Wednesday, October 1, 2008

Ecclesiastes meets the Messiah, Taft in a Boat, and why we didn't Click with Dick

Red Stick Rant wrote a post that looks at an Obama grassroots campaign song and compares it to the types of songs that North Koreans spontaneously compose in honor of their Revered Leader.

Judge for yourself:

I did a YouTube search, and found that children aren't the only ones singing Obama's praises. Here are some adults doing the same:

And perhaps "cult of personality" is the appropriate way to describe these songs. But upon further reflection, I realized that Barack Obama is not the first one to have campaign songs sung about him. Clifford, there is nothing new under the sun.

(Actually, in order to make Clifford feel at home, I should not be referring to the Bible, but to the Millennium Development Goals website, which states:

History is filled with examples of ‘ordinary people’– rather we should call them ‘everyday heroes’ – successfully pressuring policymakers to more genuinely and courageously confront human tragedies.

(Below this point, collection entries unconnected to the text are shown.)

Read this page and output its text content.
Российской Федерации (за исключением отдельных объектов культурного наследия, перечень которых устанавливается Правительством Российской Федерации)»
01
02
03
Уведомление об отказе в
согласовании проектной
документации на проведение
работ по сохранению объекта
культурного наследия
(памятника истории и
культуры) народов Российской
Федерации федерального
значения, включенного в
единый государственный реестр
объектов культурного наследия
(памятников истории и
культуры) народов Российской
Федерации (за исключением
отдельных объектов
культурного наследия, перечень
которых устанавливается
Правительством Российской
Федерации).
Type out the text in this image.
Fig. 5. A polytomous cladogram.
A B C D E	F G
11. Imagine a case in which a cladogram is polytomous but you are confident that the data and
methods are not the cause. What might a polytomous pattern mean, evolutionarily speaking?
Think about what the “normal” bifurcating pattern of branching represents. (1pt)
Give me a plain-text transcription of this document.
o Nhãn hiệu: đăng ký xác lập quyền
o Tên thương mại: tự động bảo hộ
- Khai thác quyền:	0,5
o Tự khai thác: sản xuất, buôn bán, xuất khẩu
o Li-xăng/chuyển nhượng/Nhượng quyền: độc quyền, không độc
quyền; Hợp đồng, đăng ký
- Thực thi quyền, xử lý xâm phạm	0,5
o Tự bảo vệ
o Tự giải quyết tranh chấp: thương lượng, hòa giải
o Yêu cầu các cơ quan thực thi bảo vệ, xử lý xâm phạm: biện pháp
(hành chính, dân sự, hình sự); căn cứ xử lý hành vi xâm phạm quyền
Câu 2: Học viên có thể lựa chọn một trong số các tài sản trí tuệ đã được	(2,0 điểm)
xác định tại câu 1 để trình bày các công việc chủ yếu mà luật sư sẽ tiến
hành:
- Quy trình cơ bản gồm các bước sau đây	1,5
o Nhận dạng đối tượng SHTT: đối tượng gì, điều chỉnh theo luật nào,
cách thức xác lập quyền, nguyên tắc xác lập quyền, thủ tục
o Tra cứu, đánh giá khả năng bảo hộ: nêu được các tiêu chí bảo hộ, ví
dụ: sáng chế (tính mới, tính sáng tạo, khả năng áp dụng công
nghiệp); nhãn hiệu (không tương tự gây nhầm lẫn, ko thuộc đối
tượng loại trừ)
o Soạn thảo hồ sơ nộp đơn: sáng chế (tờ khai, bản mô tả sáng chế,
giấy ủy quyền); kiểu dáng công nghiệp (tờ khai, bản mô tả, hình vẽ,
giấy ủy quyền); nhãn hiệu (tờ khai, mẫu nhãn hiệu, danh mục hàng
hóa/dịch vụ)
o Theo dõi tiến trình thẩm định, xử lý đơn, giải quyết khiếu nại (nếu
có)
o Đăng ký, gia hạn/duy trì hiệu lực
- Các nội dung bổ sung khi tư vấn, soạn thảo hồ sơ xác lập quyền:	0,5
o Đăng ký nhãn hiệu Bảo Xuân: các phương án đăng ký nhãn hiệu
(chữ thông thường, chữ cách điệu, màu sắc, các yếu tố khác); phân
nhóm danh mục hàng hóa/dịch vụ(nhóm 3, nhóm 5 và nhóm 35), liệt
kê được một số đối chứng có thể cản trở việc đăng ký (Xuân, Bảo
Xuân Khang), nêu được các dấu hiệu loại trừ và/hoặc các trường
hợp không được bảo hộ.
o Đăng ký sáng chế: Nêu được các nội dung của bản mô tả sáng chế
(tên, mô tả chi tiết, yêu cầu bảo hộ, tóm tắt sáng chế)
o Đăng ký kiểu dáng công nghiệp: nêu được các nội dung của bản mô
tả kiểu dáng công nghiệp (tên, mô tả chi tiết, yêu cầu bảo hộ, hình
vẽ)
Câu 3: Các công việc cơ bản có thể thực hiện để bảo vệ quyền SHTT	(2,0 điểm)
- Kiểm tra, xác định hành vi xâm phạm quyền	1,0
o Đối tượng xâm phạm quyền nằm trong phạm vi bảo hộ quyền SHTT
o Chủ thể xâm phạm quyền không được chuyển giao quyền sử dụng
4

Speaking of human tragedies, how about political campaign songs of the past? Some examples:

When William Howard Taft ran in 1908--a song titled "Get on a Raft with Taft" said it all about who the right candidate was--with the thought of rotund Taft in a raft showing everybody he didn't take himself too seriously. At the time, that was appealing--but obviously shifted depending on the mood of the country.

Then came the 1950s and 1960s:

Irving Berlin was probably the greatest American songwriter extant in 1952--so it was only appropriate that he was hired by Dwight D. Eisenhower's campaign people to write a campaign ditty. The result was "I Like Ike" that ultimately turned into one of the most likable and popular campaign songs of the 20th century.

While Kennedy appropriated a song (fittingly, sung by Frank Sinatra) for his 1960 campaign, Nixon used an original song. He didn't win.

Any candidate today using a campaign song called "Click with Dick" would create the loudest guffaws heard the world over.

Yes, "Click for Dick." And I don't even think the Plumbers were around to come up with THAT harebrained idea.

Both major candidates came up with originals - or at least original lyrics - for 1964:

"Hello, Lyndon" was the song associated with [Lyndon Johnson's] campaign, and it was sung to the tune of the title song of the popular Broadway play Hello, Dolly. Jerry Herman reworked the words exclusively for Johnson. Johnson's opponent, Barry Goldwater, had an original song called "Go With Goldwater" by Tom McDonnell and Otis Clements.

After that time, most if not all of the candidates chose to skip the original songs and choose songs that people already knew. Sometimes they ran into trouble for doing so. The best of these campaign songs, however, was the one chosen for Ross Perot in 1992:

Only a few days ago, Ross Perot had predicted a last-minute surprise, and Monday he delivered. "I found the theme song for our campaign," Perot told supporters here halfway into his standard stump speech. "And here it comes."

With that cue, a Dixieland band hired to warm up the crowd suddenly started playing. "We're crazy," crooned the band leader, improvising on the famous Patsy Cline song "Crazy."